Im nächsten Moment ahnte ich schon, dass mein Überholmanöver nicht ohne Folgen bleiben wird. Die nächste Ausfahrt war unsere. Brav fuhr ich meinem Fahrlehrer hinterher. Er kommunizierte nur über Handbewegungen mit mir. Wir fuhren auf einen Autobahnparkplatz. Er hielt fast am anderen Ende des Parkplatzes an, stellte sich mit seiner BMW parallel zur Fahrbahn auf eine freie Parkfläche und zeigte mir mit der rechten Hand bzw. dem Zeigefinger, wo ich zum Halten kommen soll. Ich hielt parallel neben ihm an, schaltete in den Leerlauf und stellte den Motor ab. Jetzt bricht er bestimmt die Fahrstunde ab, dachte ich. Doch so weit sollte es glücklicherweise nicht kommen.

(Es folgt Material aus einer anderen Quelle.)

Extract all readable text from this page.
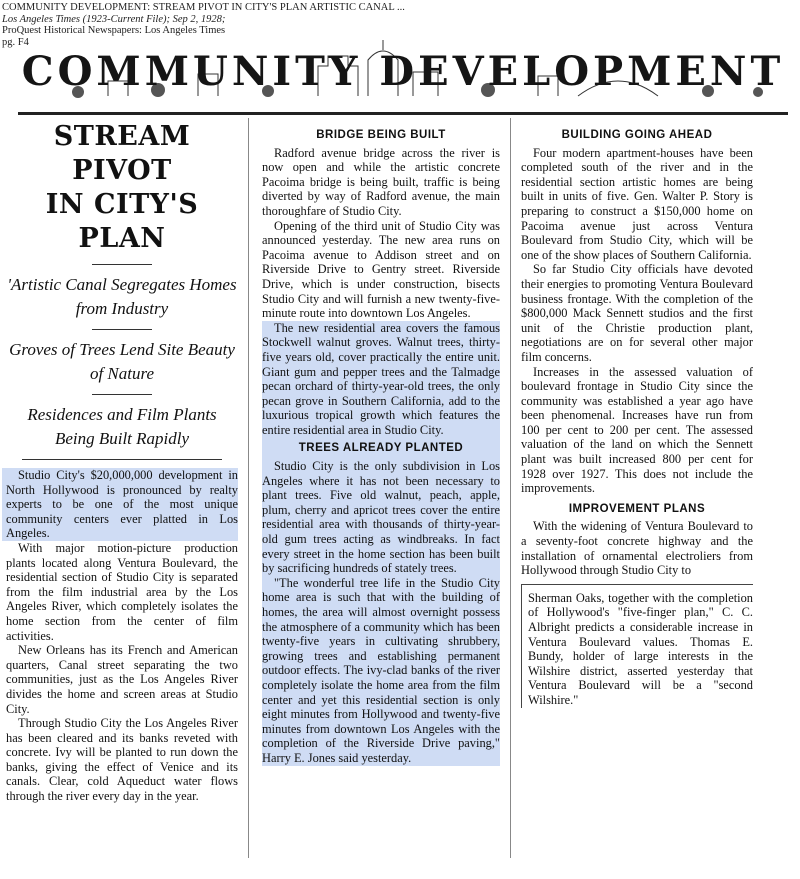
COMMUNITY DEVELOPMENT: STREAM PIVOT IN CITY'S PLAN ARTISTIC CANAL ...
Los Angeles Times (1923-Current File); Sep 2, 1928;
ProQuest Historical Newspapers: Los Angeles Times
pg. F4
COMMUNITY DEVELOPMENT
STREAM PIVOT
IN CITY'S PLAN

'Artistic Canal Segregates Homes from Industry

Groves of Trees Lend Site Beauty of Nature

Residences and Film Plants Being Built Rapidly

Studio City's $20,000,000 development in North Hollywood is pronounced by realty experts to be one of the most unique community centers ever platted in Los Angeles.

With major motion-picture production plants located along Ventura Boulevard, the residential section of Studio City is separated from the film industrial area by the Los Angeles River, which completely isolates the home section from the center of film activities.

New Orleans has its French and American quarters, Canal street separating the two communities, just as the Los Angeles River divides the home and screen areas at Studio City.

Through Studio City the Los Angeles River has been cleared and its banks reveted with concrete. Ivy will be planted to run down the banks, giving the effect of Venice and its canals. Clear, cold Aqueduct water flows through the river every day in the year.

BRIDGE BEING BUILT

Radford avenue bridge across the river is now open and while the artistic concrete Pacoima bridge is being built, traffic is being diverted by way of Radford avenue, the main thoroughfare of Studio City.

Opening of the third unit of Studio City was announced yesterday. The new area runs on Pacoima avenue to Addison street and on Riverside Drive to Gentry street. Riverside Drive, which is under construction, bisects Studio City and will furnish a new twenty-five-minute route into downtown Los Angeles.

The new residential area covers the famous Stockwell walnut groves. Walnut trees, thirty-five years old, cover practically the entire unit. Giant gum and pepper trees and the Talmadge pecan orchard of thirty-year-old trees, the only pecan grove in Southern California, add to the luxurious tropical growth which features the entire residential area in Studio City.

TREES ALREADY PLANTED

Studio City is the only subdivision in Los Angeles where it has not been necessary to plant trees. Five old walnut, peach, apple, plum, cherry and apricot trees cover the entire residential area with thousands of thirty-year-old gum trees acting as windbreaks. In fact every street in the home section has been built by sacrificing hundreds of stately trees.

"The wonderful tree life in the Studio City home area is such that with the building of homes, the area will almost overnight possess the atmosphere of a community which has been twenty-five years in cultivating shrubbery, growing trees and establishing permanent outdoor effects. The ivy-clad banks of the river completely isolate the home area from the film center and yet this residential section is only eight minutes from Hollywood and twenty-five minutes from downtown Los Angeles with the completion of the Riverside Drive paving," Harry E. Jones said yesterday.

BUILDING GOING AHEAD

Four modern apartment-houses have been completed south of the river and in the residential section artistic homes are being built in units of five. Gen. Walter P. Story is preparing to construct a $150,000 home on Pacoima avenue just across Ventura Boulevard from Studio City, which will be one of the show places of Southern California.

So far Studio City officials have devoted their energies to promoting Ventura Boulevard business frontage. With the completion of the $800,000 Mack Sennett studios and the first unit of the Christie production plant, negotiations are on for several other major film concerns.

Increases in the assessed valuation of boulevard frontage in Studio City since the community was established a year ago have been phenomenal. Increases have run from 100 per cent to 200 per cent. The assessed valuation of the land on which the Sennett plant was built increased 800 per cent for 1928 over 1927. This does not include the improvements.

IMPROVEMENT PLANS

With the widening of Ventura Boulevard to a seventy-foot concrete highway and the installation of ornamental electroliers from Hollywood through Studio City to

Sherman Oaks, together with the completion of Hollywood's "five-finger plan," C. C. Albright predicts a considerable increase in Ventura Boulevard values. Thomas E. Bundy, holder of large interests in the Wilshire district, asserted yesterday that Ventura Boulevard will be a "second Wilshire."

Er öffnete sein Visier und wartete noch eine Sekunde, bis ich auch mein Visier hochklappte und zu ihm blickte. Wie immer, blieb er sehr ruhig, aber ein scharfer Unterton war seinen Fragen dennoch zu entnehmen. Wie häufig bist Du schon Autobahn gefahren und Frage zwei, hast Du es eilig? …. Ich zögerte ein wenig mit meiner Antwort, war gespannt, was jetzt noch folgen würde…. äääähh, ich dachte, ich…. mehr brauchte ich nicht zu sagen, dann übernahm er wieder das Wort… ja, ja, ich dachte, ich… so fängt es immer an… Er hielt nicht viel von Antworten, die so begannen… Du brauchst keine Rücksicht auf mich nehmen, ich fahre schon lange genug Motorrad, um mit einem Fahrschüler hintenan abschätzen zu können, ob wir überholen können oder nicht, mahnte er. Nur weil wir zweimal etwas gemacht haben, heißt es nicht, dass wir diesen Vorgang auch noch ein drittes Mal praktizieren. Ich bin der Fahrlehrer. Es ist Deine erste Autobahnfahrt und Du kannst doch noch gar nicht abschätzen, wie nah ein Autofahrer wirklich ist oder ob er Dich auf Deinem Motorrad überhaupt richtig sieht, oder? …  Meine Verlegenheit wurde mit jedem Satz, den er formulierte, größer – Ich versuchte mein Handeln zu erklären. Mir fehlten die Worte und so schloss den Satz damit ab, dass ich sagte, dass ich falsch gedacht habe.

Ja richtig, betonte er, Du hast falsch gedacht. 2 Sekunden Pause. Anschließend nickte er zufrieden, klappte sein Visier runter, startete sein Motorrad und fuhr wieder an. Ich tat es ihm gleich und blieb diszipliniert für den Rest der Autobahnfahrt hinter ihm.

Als wir wieder in der Fahrschule ankamen, sprachen wir noch kurz über den Vorgang und er gestand mir, dass einen Augenblick lang erschrocken hatte und sich fragte, wo und wann ich als sein Fahrschüler verloren ging. …

Ich konnte nachvollziehen, dass er sich erschrocken hatte und entschuldigte mich noch einmal für meinen Übermut. Es lag mir fern, meinen Fahrlehrer durch eine vermeindlich harmlose, eigenständige Aktion zu erschrecken, aber es scheint, mir ist das in diesem Fall gelungen.